Bulletin

Today

By the end of today you will

library(tidyverse)

Scenario

Your friend wants to play a game. The game goes: your friend flips a coin. If it’s tails, you give your friend a dollar and if it’s heads, your friend gives you a dollar.

Let’s flip a real coin and see how this game would go.

We will say a Tails is 0 and a Heads is 1. To be more precise, we will say:

Let \(X\) be a random variable that maps the outcome (“Heads,”Tails”) to the numbers (1, 0) respectively.

A random variable takes each outcome (possibly a categorical variable) in the sample space and maps it to a number.

Exercise 1

Input the data.

#coin_flips = c()

Do you think this coin is fair? Why?

Exercise 2

Let’s come up with a data generative process, a model for how the data was generated.

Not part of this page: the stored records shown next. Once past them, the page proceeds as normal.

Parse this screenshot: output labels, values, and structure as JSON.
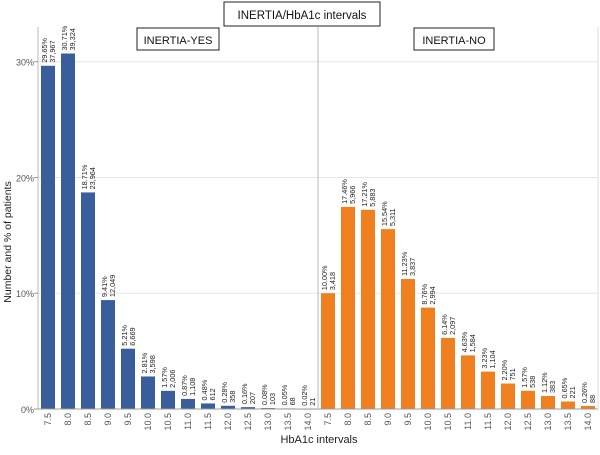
{
  "chart_data": {
    "type": "bar",
    "title": "INERTIA/HbA1c intervals",
    "xlabel": "HbA1c intervals",
    "ylabel": "Number and % of patients",
    "ylim": [
      0,
      0.33
    ],
    "yticks": [
      0,
      0.1,
      0.2,
      0.3
    ],
    "ytick_labels": [
      "0%",
      "10%",
      "20%",
      "30%"
    ],
    "grid": true,
    "categories": [
      "7.5",
      "8.0",
      "8.5",
      "9.0",
      "9.5",
      "10.0",
      "10.5",
      "11.0",
      "11.5",
      "12.0",
      "12.5",
      "13.0",
      "13.5",
      "14.0"
    ],
    "panels": [
      {
        "name": "INERTIA-YES",
        "color": "#3a5e9b",
        "values": [
          0.2965,
          0.3071,
          0.1871,
          0.0941,
          0.0521,
          0.0281,
          0.0157,
          0.0087,
          0.0048,
          0.0028,
          0.0016,
          0.0008,
          0.0005,
          0.0002
        ],
        "pct_labels": [
          "29.65%",
          "30.71%",
          "18.71%",
          "9.41%",
          "5.21%",
          "2.81%",
          "1.57%",
          "0.87%",
          "0.48%",
          "0.28%",
          "0.16%",
          "0.08%",
          "0.05%",
          "0.02%"
        ],
        "count_labels": [
          "37,967",
          "39,324",
          "23,964",
          "12,049",
          "6,669",
          "3,598",
          "2,006",
          "1,108",
          "612",
          "358",
          "207",
          "103",
          "68",
          "21"
        ]
      },
      {
        "name": "INERTIA-NO",
        "color": "#f07f1f",
        "values": [
          0.1,
          0.1746,
          0.1721,
          0.1554,
          0.1123,
          0.0876,
          0.0614,
          0.0463,
          0.0323,
          0.022,
          0.0157,
          0.0112,
          0.0065,
          0.0026
        ],
        "pct_labels": [
          "10.00%",
          "17.46%",
          "17.21%",
          "15.54%",
          "11.23%",
          "8.76%",
          "6.14%",
          "4.63%",
          "3.23%",
          "2.20%",
          "1.57%",
          "1.12%",
          "0.65%",
          "0.26%"
        ],
        "count_labels": [
          "3,418",
          "5,966",
          "5,883",
          "5,311",
          "3,837",
          "2,994",
          "2,097",
          "1,584",
          "1,104",
          "751",
          "538",
          "383",
          "221",
          "88"
        ]
      }
    ]
  }
}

We might imagine that \(X\) (the outcome of an individual coin flip, represented as 0 or 1) is obeying some universal law. Each time I flip the coin, there is a probability \(p\) that the coin lands heads. What is the probability the coin lands tails?

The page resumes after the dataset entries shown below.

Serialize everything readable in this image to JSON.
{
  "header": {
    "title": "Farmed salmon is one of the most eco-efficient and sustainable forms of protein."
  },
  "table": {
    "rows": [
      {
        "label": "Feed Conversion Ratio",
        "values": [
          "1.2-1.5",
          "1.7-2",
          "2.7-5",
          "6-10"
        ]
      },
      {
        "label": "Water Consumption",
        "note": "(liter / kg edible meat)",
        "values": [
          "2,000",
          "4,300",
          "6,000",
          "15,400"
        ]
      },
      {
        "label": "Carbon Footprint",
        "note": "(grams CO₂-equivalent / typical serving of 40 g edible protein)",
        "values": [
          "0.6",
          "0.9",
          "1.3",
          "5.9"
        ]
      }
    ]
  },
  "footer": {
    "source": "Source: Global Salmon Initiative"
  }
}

This probability \(p\) is fixed to this coin. For example, some scenarios:

  • the coin is fair, \(p = 0.5\)
  • the coin is double-sided, \(p = 0\) or \(p = 1\)
  • the coin is weighted slightly in favor tails: \(p = 0.4\)

We say “X is Bernoulli distributed with parameter \(p\).”

\[ X \sim \text{Bernoulli}(p) \]

this means \(pr(X = 1) = p\) and \(pr(X = 0) = 1-p\).

Now we can frame questions about the coin being fair in terms of \(p\).

Scenario 2

You decide you want to collect more data, but playing with your friend is getting expensive. You apply to (and are awarded) an NSF grant so that you no longer have to risk your own money to collect data. With new found confidence you approach your friend to play again.

#coin_flips = c(coin_flips, )

Exercise 3

What’s the probability of this outcome if the coin is fair?

More generally, we can define \(Y\) to be the number of heads. In other words\(Y = \sum_{i=1}^{12} X_i = X_1 + X_2 + ... X_{12}\)

We say “Y is binomially distributed with parameters \(n\) and \(p\). \(n\) is the total number of coin flips. \[ Y \sim \text{Binomial}(n, p) \]

this means:

\[ Pr(Y = y) = {n \choose y} p^{y} (1-p)^{n-y} \] Notice:

  • the number of heads observed is lower case \(y\)
  • \(y\) is the number of heads
  • \(n-y\) is the number of tails

Simulation

We can validate our analytical results above via simulation.

total_heads = rbinom(100000, 12, 0.5)

Exercise 4

  • Using ?rbinom what does the function above do?

Exercise 5

Using the code below to start, find the probability of seeing 11 tails from your simulation.

# flips = data.frame(total_heads)

Plot a histogram of your simulation. What does this show?

# code here

Exercise 6

What’s the probability of seeing at least 11 tails?